The Obama administration supports in principle U.S. exports of liquefied natural gas, though specific new guidelines on exports await completion of a study by the Department of Energy, President Obama’s top energy aide said last month, in a story reported by Platts.
“Some amount of LNG export makes sense, from our perspective, and I think you’ll see policies to support that,” Heather Zichal, a deputy assistant to the president for energy and climate change, told the Natural Gas Roundtable in Washington.
“As a general rule of principle, the administration is not opposed to LNG exports,” she said.
DOE is required by law to quickly approve LNG export applications to countries with which the U.S. has free-trade agreements, which constitute the bulk of the requests that are currently pending before the agency.

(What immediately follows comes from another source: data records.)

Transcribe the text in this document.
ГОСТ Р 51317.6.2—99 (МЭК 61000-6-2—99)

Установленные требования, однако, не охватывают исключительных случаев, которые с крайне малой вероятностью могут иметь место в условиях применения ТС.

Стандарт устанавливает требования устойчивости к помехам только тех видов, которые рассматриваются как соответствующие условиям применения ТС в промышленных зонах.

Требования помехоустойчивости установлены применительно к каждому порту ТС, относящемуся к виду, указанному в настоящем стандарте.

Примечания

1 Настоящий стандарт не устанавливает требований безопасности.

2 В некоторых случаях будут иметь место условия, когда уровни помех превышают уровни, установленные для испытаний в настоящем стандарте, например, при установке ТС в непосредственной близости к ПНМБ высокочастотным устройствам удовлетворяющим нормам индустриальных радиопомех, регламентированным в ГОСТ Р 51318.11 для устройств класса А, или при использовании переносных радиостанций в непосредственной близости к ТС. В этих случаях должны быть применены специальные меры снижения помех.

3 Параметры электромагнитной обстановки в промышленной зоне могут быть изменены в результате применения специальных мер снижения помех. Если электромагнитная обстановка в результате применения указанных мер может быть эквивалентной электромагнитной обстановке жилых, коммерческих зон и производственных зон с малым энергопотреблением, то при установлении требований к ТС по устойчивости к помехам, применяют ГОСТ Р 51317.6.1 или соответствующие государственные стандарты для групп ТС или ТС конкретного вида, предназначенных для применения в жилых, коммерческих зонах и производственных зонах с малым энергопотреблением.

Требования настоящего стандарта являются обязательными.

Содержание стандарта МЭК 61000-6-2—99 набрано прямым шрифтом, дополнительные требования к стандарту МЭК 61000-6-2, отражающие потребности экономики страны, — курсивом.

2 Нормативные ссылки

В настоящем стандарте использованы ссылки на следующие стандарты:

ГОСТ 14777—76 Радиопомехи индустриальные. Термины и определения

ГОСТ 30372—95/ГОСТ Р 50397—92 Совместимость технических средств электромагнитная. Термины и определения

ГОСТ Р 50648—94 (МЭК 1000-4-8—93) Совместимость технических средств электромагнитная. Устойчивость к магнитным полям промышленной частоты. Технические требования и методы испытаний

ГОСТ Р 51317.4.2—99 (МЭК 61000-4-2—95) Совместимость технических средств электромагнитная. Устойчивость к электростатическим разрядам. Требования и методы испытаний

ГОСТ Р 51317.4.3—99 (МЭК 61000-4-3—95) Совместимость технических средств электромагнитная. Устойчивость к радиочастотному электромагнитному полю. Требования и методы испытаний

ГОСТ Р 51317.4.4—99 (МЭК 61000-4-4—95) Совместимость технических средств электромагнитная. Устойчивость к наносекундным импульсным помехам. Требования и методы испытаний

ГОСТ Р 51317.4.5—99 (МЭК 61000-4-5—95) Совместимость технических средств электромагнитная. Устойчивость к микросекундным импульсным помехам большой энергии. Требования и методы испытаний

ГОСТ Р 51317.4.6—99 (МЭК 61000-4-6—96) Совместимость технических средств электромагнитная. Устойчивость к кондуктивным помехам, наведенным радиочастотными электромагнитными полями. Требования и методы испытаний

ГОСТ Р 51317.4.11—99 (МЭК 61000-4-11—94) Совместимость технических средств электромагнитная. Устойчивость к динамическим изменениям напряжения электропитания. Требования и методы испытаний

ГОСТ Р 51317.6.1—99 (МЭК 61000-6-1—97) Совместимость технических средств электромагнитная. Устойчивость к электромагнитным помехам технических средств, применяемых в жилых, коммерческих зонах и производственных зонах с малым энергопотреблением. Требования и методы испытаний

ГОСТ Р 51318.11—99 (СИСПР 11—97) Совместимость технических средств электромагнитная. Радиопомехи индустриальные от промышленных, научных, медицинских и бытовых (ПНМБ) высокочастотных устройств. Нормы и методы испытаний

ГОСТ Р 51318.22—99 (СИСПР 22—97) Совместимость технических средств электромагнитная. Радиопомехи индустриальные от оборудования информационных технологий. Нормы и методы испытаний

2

But DOE is delaying decisions on LNG exports to non-FTA countries – including China – until it completes the second of two studies on the domestic impacts of those would-be exports.
The prospect of large-scale exports of LNG has drawn opposition from some large industrial users of gas and members of Congress, who say such flows would drive up the cost of domestic gas for U.S. residents and businesses, hurting the economy and jeopardizing America’s long-term energy security.
Earlier in June, Marvin Odum, president of Shell Oil, said the debate in Washington over LNG exports makes the U.S. a less attractive export site than Canada, which has adopted policies promoting such activities.
“There’s a lot of uncertainty there,” Odum said at a Canadian American Business Council meeting in Washington on June 7. “The U.S. hasn’t made a real strategic decision about which way it wants to go.”
Separately, Zichal said the Bureau of Land Management would soon give the public more time to comment on a controversial proposal to regulate hydraulic fracturing for oil and gas wells on federal and Indian lands.
“We focus very much on the need to get these rules right,” she said.
A recent industry-funded study said the BLM proposal would cost producers as much as $1.6 billion annually.
The Western Energy Alliance, an organization representing producers, asked BLM to reconsider the proposal and give the public 90 more days to comment on it.